Dan Dia Subhanahu wa Ta’ala berfirman, artinya: “Pada hari ini telah Kusempurnakan untuk kamu agamamu, dan telah Ku-cukupkan kepadamu ni`mat-Ku, dan telah Ku-ridhai Islam itu jadi agama bagimu.” [QS. Al Maaidah: 3]
Maka memberi selamat kepada mereka dengan ini hukumnya haram, sama saja apakah terhadap mereka (orang-orang kafir) yang terlibat bisnis dengan seseorang (muslim) atau tidak. Jadi jika mereka memberi selamat kepada kita dengan ucapan selamat hari raya mereka, kita dilarang menjawabnya, karena itu bukan hari raya kita, dan hari raya mereka tidaklah diridhai ALLAH, karena hal itu merupakan salah satu yang diada-adakan (bid’ah) di dalam agama mereka, atau hal itu ada syari’atnya tapi telah dihapuskan oleh agama Islam yang Nabi Muhammad shallallahu ‘alaihi wasallam, telah diutus dengannya untuk semua makhluk. ALLAH berfirman tentang Islam artinya: “Barangsiapa mencari agama selain agama Islam, maka sekali-kali tidaklah akan diterima (agama itu) daripadanya, dan dia di akhirat termasuk orang-orang yang rugi.” [QS. Ali ‘Imran: 85]
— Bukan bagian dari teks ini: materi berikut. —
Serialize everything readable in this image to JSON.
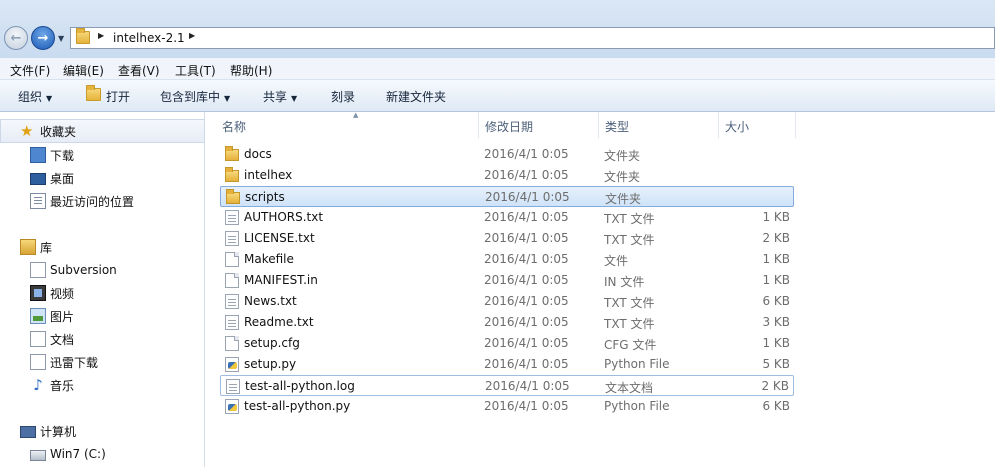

Dan bagi seorang Muslim, memenuhi undangan mereka untuk menghadiri hari rayanya Hukumnya haram. Karena hal ini lebih buruk daripada hanya sekedar memberi selamat kepada mereka, dimana didalamnya akan menyebabkan berpartisipasi dengan mereka. Juga diharamkan bagi seorang Muslim untuk menyerupai atau meniru-niru orang kafir dalam perayaan mereka dengan mengadakan pesta, atau bertukar hadiah, atau membagi-bagikan permen atau makanan, atau libur dari bekerja, atau yang semisalnya. Sebagaimana sabda Nabi Shallallahu ‘Alaihi Wasallam (yang artinya): “Barangsiapa menyerupai suatu kaum, maka ia adalah bagian dari mereka”.
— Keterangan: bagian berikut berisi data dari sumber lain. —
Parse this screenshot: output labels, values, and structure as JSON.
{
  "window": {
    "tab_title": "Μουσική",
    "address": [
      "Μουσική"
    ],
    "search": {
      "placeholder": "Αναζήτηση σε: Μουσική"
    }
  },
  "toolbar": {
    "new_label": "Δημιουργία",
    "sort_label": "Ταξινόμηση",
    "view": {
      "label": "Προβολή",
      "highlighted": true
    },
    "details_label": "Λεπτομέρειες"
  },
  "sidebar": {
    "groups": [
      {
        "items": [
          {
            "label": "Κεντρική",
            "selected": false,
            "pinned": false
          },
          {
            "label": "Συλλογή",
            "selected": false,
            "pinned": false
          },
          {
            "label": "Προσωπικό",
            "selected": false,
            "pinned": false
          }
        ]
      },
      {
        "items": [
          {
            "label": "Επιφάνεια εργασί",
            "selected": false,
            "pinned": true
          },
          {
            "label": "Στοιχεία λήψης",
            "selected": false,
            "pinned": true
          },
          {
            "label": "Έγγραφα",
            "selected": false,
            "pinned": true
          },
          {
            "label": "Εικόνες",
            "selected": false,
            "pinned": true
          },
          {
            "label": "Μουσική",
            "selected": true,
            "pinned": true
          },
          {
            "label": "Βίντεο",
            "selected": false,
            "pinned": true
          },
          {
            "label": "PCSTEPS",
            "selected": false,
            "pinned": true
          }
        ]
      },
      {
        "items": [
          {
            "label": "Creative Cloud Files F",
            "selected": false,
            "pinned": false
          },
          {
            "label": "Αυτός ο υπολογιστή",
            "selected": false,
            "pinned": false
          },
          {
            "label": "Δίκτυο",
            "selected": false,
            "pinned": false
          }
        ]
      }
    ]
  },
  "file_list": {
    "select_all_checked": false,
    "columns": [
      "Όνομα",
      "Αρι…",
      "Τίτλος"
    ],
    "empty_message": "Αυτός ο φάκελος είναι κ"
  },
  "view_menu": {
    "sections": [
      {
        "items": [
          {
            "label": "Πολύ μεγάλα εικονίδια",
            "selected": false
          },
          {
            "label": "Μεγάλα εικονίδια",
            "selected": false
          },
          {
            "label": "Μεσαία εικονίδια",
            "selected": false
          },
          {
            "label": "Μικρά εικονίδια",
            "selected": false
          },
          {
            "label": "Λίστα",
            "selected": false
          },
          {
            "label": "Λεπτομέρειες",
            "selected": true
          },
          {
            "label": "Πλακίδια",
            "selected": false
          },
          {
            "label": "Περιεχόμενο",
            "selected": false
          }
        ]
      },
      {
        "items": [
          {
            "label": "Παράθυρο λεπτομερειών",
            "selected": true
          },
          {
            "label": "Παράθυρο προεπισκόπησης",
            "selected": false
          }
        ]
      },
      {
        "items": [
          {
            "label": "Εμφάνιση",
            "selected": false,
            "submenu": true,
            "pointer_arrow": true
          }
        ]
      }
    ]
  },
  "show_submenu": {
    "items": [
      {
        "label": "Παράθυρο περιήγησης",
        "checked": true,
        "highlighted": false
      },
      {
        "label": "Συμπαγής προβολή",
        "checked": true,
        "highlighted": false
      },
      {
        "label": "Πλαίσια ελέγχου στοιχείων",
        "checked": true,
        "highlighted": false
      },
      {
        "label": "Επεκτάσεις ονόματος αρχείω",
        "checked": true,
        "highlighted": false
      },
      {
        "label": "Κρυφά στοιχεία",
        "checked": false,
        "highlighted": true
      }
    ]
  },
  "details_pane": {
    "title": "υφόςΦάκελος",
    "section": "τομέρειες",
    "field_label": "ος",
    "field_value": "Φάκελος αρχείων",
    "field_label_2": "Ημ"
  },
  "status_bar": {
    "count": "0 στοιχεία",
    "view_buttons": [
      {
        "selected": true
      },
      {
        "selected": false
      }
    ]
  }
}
Syaikhul-Islam Ibnu Taimiyah berkata dalam bukunya, Iqtidha’ Shirathal Mustaqiim, “Menyerupai atau meniru-niru mereka dalam hari raya mereka menyebabkan kesenangan dalam hati mereka terhadap kebatilan yang ada pada mereka bisa jadi hal itu sangat menguntungkan mereka guna memanfaatkan kesempatan untuk menghina/merendahkan orang-orang yang berfikiran lemah” –Akhir dari perkataan Syaikhul Islam Ibnu Taimiyah rahimahullah.
Interaksi dengan non
muslim yang Dibolehkan
Setelah kami membahas berkenaan dengan
ucapan selamat natal, agar tidak disalahpahami, sekarang kami akan utarakan
beberapa hal yang mestinya diketahui bahwa hal-hal ini tidak termasuk loyal
(wala’) pada orang kafir. Dalam penjelasan kali ini akan dijelaskan bahwa ada
sebagian bentuk muamalah dengan mereka yang hukumnya wajib, ada yang sunnah dan
ada yang cuma sekedar dibolehkan.
Para pembaca -yang semoga dirahmati oleh Allah- kita harus
mengetahui lebih dulu bahwa orang kafir itu ada empat macam:
1. Kafir mu’ahid
yaitu orang kafir yang tinggal di negeri mereka sendiri dan di antara mereka
dan kaum muslimin memiliki perjanjian.
2. Kafir dzimmi
yaitu orang kafir yang tinggal di negeri kaum muslimin dan sebagai gantinya
mereka mengeluarkan jizyah (semacam upeti) sebagai kompensasi perlindungan kaum
muslimin terhadap mereka.
3. Kafir musta’man
yaitu orang kafir masuk ke negeri kaum muslimin dan diberi jaminan keamanan
oleh penguasa muslim atau dari salah seorang muslim.
4. Kafir harbi
yaitu orang kafir selain tiga jenis di atas. Kaum muslimin disyari’atkan untuk
memerangi orang kafir semacam ini sesuai dengan kemampuan mereka.[1]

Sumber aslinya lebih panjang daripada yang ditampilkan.